Question

An equiconcave lens of glass and focal length of 20 cm is halved and kept at separation of 10 mm apart with opaque rod in between as shown. A point source is placed at distance of 30 cm from lens. Fringe width of interference formed on screen for light of wavelength 400 nm is

Answer 1

0.04 mm

Answer 2

The problem describes a setup analogous to Young's double-slit experiment where the two halves of an equiconcave lens act as sources of coherent virtual images.

1. Image Formation: The lens formula is $\frac{1}{v} - \frac{1}{u} = \frac{1}{f}$. Given: Focal length $f = -20$ cm (equiconcave), object distance $u = -30$ cm. $\frac{1}{v} = \frac{1}{f} + \frac{1}{u} = \frac{1}{-20 \text{ cm}} + \frac{1}{-30 \text{ cm}} = \frac{-3 - 2}{60 \text{ cm}} = \frac{-5}{60 \text{ cm}} = \frac{-1}{12 \text{ cm}}$ The virtual images are formed at $v = -12$ cm from the lens.

2. Separation of Virtual Sources: The lateral magnification $m = \frac{v}{u} = \frac{-12 \text{ cm}}{-30 \text{ cm}} = \frac{2}{5}$. The two halves of the lens are separated by 10 mm. This separation directly translates to the separation of the virtual sources ($d$) because the point source is on the principal axis. Thus, $d = 10$ mm.

3. Distance to Screen: The virtual sources are at 12 cm in front of the lens. The screen is placed 88 cm behind the lens. The total distance from the virtual sources to the screen is $D = 12 \text{ cm} + 88 \text{ cm} = 100 \text{ cm}$.

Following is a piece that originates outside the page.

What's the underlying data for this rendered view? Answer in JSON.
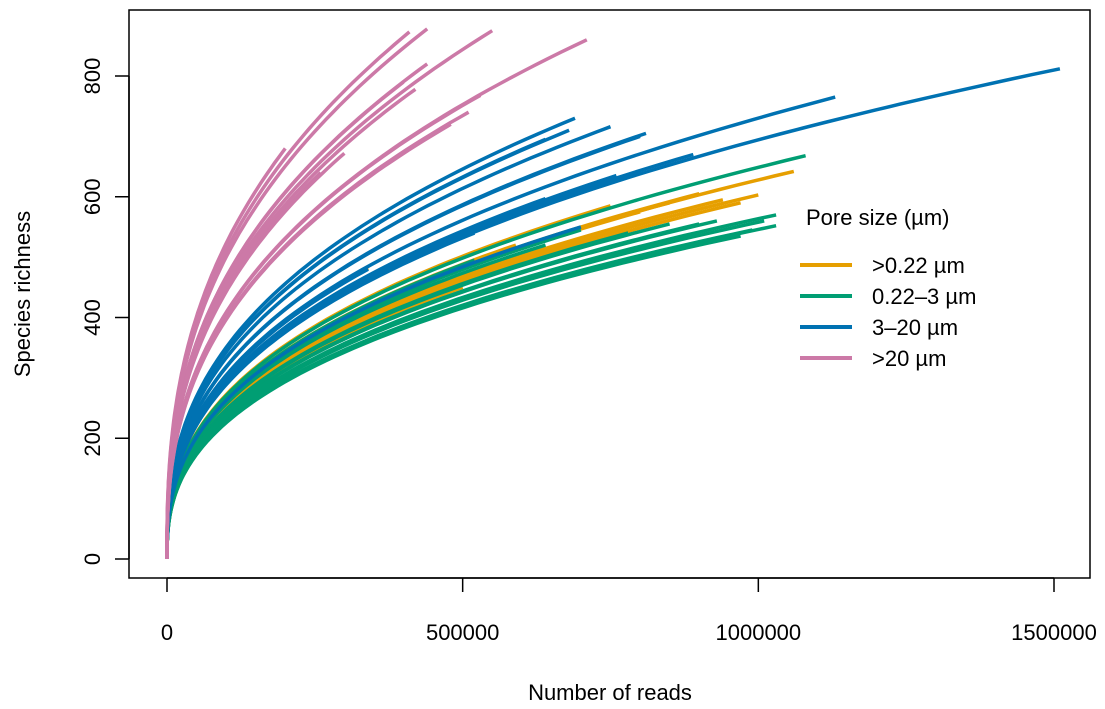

4. Fringe Width Calculation: The fringe width $\beta$ is given by $\beta = \frac{\lambda D}{d}$. Given: Wavelength $\lambda = 400 \text{ nm} = 400 \times 10^{-9} \text{ m}$. $D = 100 \text{ cm} = 1 \text{ m}$. $d = 10 \text{ mm} = 0.01 \text{ m}$. $\beta = \frac{(400 \times 10^{-9} \text{ m}) \times (1 \text{ m})}{0.01 \text{ m}} = \frac{400 \times 10^{-9}}{10^{-2}} \text{ m} = 400 \times 10^{-7} \text{ m} = 4 \times 10^{-5} \text{ m}$ Converting to millimeters: $\beta = 4 \times 10^{-5} \text{ m} \times \frac{1000 \text{ mm}}{1 \text{ m}} = 0.04 \text{ mm}$